JTF (just the facts): Self published in 2014. Cardboard covers, 112 pages, with 110 color photographs. Includes fold outs, half cut pages, a newspaper insert, stickers, and an essay by Jessica S. McDonald. The photographs were made in 2011 and 2012. (Spread shots below.)
Comments/Context: At first glance, the subject of Alejandro Cartagena’s fabulous new photobook could hardly be more unlikely or mundane. His book chronicles the dull daily commute of construction and landscape workers as they travel the highways of Monterrey, Mexico, riding in the back of contractor pickup trucks on cold mornings, on their way to far away work sites. These kinds of crew trucks can be seen anywhere and everywhere (not just in Mexico), becoming almost invisible in their relentless get-the-job-done ubiquity. They don’t seem particularly promising as the raw material for a photography project.
But in Cartagena’s hands, the dusty chaos of these battered trucks is given elegant order, each one transformed from a vehicle into a frame, the rectangular bed of the truck becoming a kind of bounded canvas on which his narratives and compositions are arranged. Looking down from a freeway overpass, Cartagena snapped his pictures as the trucks rumbled by underneath him, each image a frozen moment in an otherwise boring trip. Like Rodchenko’s vertiginous upward and downward angles, perspective is what matters here, and Cartagena’s straight look down is an unexpectedly innovative application of rigorous visual thinking.

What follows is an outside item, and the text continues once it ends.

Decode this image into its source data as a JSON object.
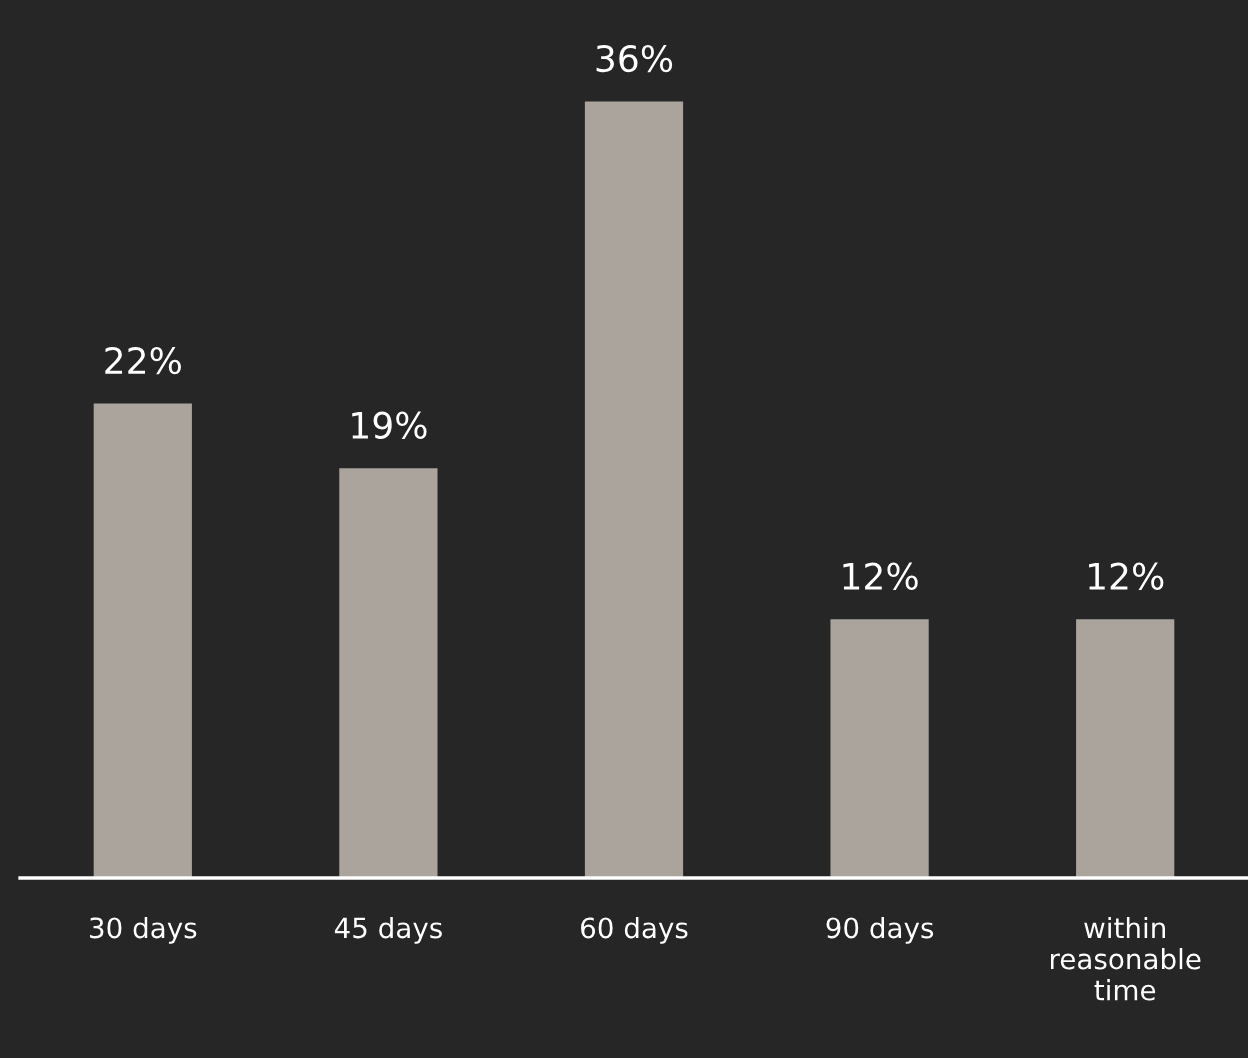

While Cartagena’s strictly composed images (always full truck, tightly cropped, and squared off) have typically been shown in grids and typologies in gallery settings, in book form, the trucks whizz by with each fleeting page flip, creating repetitive rhythmic momentum and I’ve-seen-that-one-before serial recognition. Inside the confined space of the bed, life goes on – workers rest, sleep, wait, and huddle together, surrounded by ladders and buckets, wheelbarrows and hard hats, tools and lunchboxes, each bed a still life of spatial relationships. But there is something absolutely elemental about the way Cartagena has documented these forms. Sleeping bodies (all on their backs) and clusters of seated men form tight groups, covered in blankets and tarps, like mummies in a newly discovered Egyptian burial tomb. Boxed, tires, gas cans, and other equipment add circles, squares, and triangles to the compositions, the striated lines of the underlying bed itself and various outsized planks creating textural stripes. Each bed is a visual puzzle, each man on his phone, each rumpled quilt, each paint can, each shovel handle carefully and crisply oriented inside this controlled area.
Cartagena has broken up the monotony of endless truck views with additional images that connect us to the experience of the riders. Cloudless blue skies flash by, momentarily interrupted by billboards, wires, road signs, and the occasional helicopter, all seen as though we were on our backs in the truck beds looking up. When the truck passes under a bridge or overpass, the view turns into a pulsating geometric blur, with girders and concrete rushing by with an inaudible hum. There’s even a fold-out Spanish-language newspaper, complete with a pin up girl and help wanted classifieds to help us pass the time; the article about a deadly car crash reminds us that these illegal trips aren’t without their perils.
This is the kind of photographic project where the conceptual structure drives everything; that first “looking down” inspiration led to all the other supporting ideas which make the book/body of work more complete. That structure allows Cartagena to draw us into deeper questions about migrant labor practices, the hardships, sacrifices, and tensions of this kind of work, and the inequality of the workers and their customers, all within the confines of a pared down but surprisingly nuanced artistic framework – he gets at all kinds of subtle social realities, but he does so indirectly. To me, this is the mark of smart photographic thinking; Cartagena took the humble pickup truck bed and turned it into a complex symbol for a hidden set of issues worth exposing and exploring further. Carpoolers is a deceptively powerful photobook, so well constructed that we’re suddenly eager to see more of something we had previously ignored.
Collector’s POV: Alejandro Cartagena is represented by Kopeikin Gallery in Los Angeles (here). His work has little secondary market history at this point, so gallery retail remains the best option for those collectors interested in following up.
At first glance this work could be curtly dismissed as terribly out-dated and too simplistic, both in examining a social subject in such a distanced way and in the seemingly rigid, locked-down aesthetic, but in reality it’s glorious and a thrilling body of work. I was a bit nervous when I started reading the review not knowing what the verdict would be. Phew! Nice one.